あけましておめでとうございます! 本年も「小飼弾の論弾」では、社会問題から科学、IT、書評まで、四方八方に語り散らかしていきますので、ごひいきのほどを。 さて、今回は昨年11月21日(月)に行われた、マンガ家 鈴木みそさんとの対談、その3をお届けします。動画も合わせてぜひご覧ください。

次回のニコ生配信は、1月9日(月)20:00。前半はニコ生公式放送「ニコ論壇時評」として、旬のニュースを斬っていきます。

■2016/11/21配信のハイライト(その3)

  • コンテンツこそトレーサビリティが必要だ
  • 視聴者からの質問「年を取ると創造性は下がる?」
  • 視聴者からの質問「クリエイティビティはフリーランスで磨かれる?」
  • これからは絵が描けなくてもマンガ家になれる?
  • マンガがグローバル化するための課題は?
  • 視聴者からの質問「今の中高生は、AIよりも読解力がない?」
  • Kindle Unlimitedでどれくらい儲かるか?

コンテンツこそトレーサビリティが必要だ

(その2より)
―――え、大統領選にも影響する!?

鈴木:そこにも影響が(笑)。

小飼:米大統領選では、嘘ニュースを本当だと信じていた人が、ものすごくたくさんいたんですよ。

鈴木:あぁー、なるほど。

小飼:だけどオリジナルのパーマリンクを表示できる仕組みがあれば、すぐにガセだとわかったわけじゃないですか。
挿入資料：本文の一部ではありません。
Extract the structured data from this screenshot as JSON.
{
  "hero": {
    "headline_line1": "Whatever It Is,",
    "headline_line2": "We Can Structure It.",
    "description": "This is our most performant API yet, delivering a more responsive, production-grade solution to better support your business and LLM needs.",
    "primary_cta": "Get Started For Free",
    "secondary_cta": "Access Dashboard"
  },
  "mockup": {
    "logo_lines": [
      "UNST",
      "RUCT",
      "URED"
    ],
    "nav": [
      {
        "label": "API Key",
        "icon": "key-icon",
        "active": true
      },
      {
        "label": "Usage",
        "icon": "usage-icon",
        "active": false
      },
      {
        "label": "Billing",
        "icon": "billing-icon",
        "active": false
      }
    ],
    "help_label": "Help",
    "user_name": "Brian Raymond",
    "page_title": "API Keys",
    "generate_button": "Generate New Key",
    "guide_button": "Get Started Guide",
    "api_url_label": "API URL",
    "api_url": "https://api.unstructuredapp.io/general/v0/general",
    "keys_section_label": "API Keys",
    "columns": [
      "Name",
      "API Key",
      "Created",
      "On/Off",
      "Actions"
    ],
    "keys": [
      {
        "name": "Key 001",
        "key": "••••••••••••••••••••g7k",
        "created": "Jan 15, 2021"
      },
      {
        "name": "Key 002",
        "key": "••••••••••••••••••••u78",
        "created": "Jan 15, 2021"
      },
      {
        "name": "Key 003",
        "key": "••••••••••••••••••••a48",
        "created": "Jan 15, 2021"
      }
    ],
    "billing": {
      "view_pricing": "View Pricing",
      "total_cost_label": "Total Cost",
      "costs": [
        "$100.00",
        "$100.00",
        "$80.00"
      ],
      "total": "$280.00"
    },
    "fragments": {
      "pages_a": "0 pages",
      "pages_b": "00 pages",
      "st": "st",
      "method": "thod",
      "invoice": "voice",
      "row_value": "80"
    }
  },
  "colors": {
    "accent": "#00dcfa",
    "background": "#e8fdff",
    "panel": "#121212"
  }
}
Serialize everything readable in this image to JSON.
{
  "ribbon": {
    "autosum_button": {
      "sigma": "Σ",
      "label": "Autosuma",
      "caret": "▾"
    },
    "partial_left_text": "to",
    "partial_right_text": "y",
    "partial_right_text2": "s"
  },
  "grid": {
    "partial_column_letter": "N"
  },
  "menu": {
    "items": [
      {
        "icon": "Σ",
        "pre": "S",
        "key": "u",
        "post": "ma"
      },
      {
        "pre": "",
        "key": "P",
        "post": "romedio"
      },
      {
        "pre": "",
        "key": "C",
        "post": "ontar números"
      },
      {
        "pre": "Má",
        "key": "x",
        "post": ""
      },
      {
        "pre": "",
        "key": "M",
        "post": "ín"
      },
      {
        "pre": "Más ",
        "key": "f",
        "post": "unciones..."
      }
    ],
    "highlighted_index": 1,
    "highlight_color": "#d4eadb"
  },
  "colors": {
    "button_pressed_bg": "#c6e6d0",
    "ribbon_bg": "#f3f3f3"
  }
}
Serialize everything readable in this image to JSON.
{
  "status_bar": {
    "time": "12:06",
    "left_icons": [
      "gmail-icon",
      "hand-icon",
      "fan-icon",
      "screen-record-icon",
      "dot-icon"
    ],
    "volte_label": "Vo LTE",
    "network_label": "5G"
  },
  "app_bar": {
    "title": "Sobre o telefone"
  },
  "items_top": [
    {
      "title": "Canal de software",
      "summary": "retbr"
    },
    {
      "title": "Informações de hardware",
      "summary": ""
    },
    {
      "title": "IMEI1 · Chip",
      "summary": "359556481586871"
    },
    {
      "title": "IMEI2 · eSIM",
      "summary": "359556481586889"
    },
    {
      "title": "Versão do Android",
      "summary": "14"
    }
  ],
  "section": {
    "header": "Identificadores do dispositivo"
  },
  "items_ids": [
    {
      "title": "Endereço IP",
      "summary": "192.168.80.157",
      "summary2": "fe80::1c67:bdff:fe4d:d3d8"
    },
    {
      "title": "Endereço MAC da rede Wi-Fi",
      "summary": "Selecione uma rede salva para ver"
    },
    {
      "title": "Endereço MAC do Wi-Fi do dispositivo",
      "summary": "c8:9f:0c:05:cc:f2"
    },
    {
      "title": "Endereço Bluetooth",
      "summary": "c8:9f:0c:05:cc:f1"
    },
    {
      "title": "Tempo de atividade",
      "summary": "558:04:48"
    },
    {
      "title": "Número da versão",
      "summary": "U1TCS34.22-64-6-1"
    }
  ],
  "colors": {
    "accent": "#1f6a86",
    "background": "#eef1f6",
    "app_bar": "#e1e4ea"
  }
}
―――今でもTwitterの検索などを駆使すれば、ある程度デマかどうかの検証はできなくもないですけど、たいていの人にとっては敷居の高いことですもんね。

小飼:食べ物の世界ではトレーサビリティという言葉がありますけど、これは情報の世界でこそ重要な概念ですよ。

―――「投げ銭システム」とか「コンテンツの収入を元の権利者に」といったことは、ずっと昔から言われていましたが、みんな「そんなシステム、どうやって実現するんだ」と思っていた。だけど、もうすでに世界平和への入り口が見えてるのかもしれない。

小飼:そう。パクリがパクリだとわかればね。

鈴木:そのためにはすごく強力な全文検索が必要になるのでは。

小飼:それだけでは充分じゃなくて、類似検索までできて初めてPPAPがパクられていないことがわかる。

―――そっちの方向に技術の進化を向ければいいとわかっただけでも、21世紀は明るくなるかもしれません。

小飼:明るい側面だけど、みんながもう少し早くその考えに辿り着いてほしかった。

鈴木:こうなってくれば、オリジナルの創作物を生み出すインセンティブが強くなりそうです。

小飼:それもありますが、二次創作する人たちが罪の意識を負わなくてもいいというのも、重要なことですよ。

鈴木:うん。自由に物を作れるようになる。

―――まとめサイトとか、バイラルメディアはどうなるんでしょう?

小飼:だからそういうサービスも堂々とでいるんですよ。

―――言ってみたら、そういうサービスをしている人は、利益を独り占めしたいわけじゃないですか。

鈴木:コピペして物を作ってしまったら、パクリ。オリジナルへのリンクを貼ってパクリじゃないというのが、ルールになればいいんですよ。

小飼:かつては、それを著作権法というルールでやろうとした。要するに、棒で叩いてルールを守らせようとしたんだけど、そこを自動化しちゃえばいい。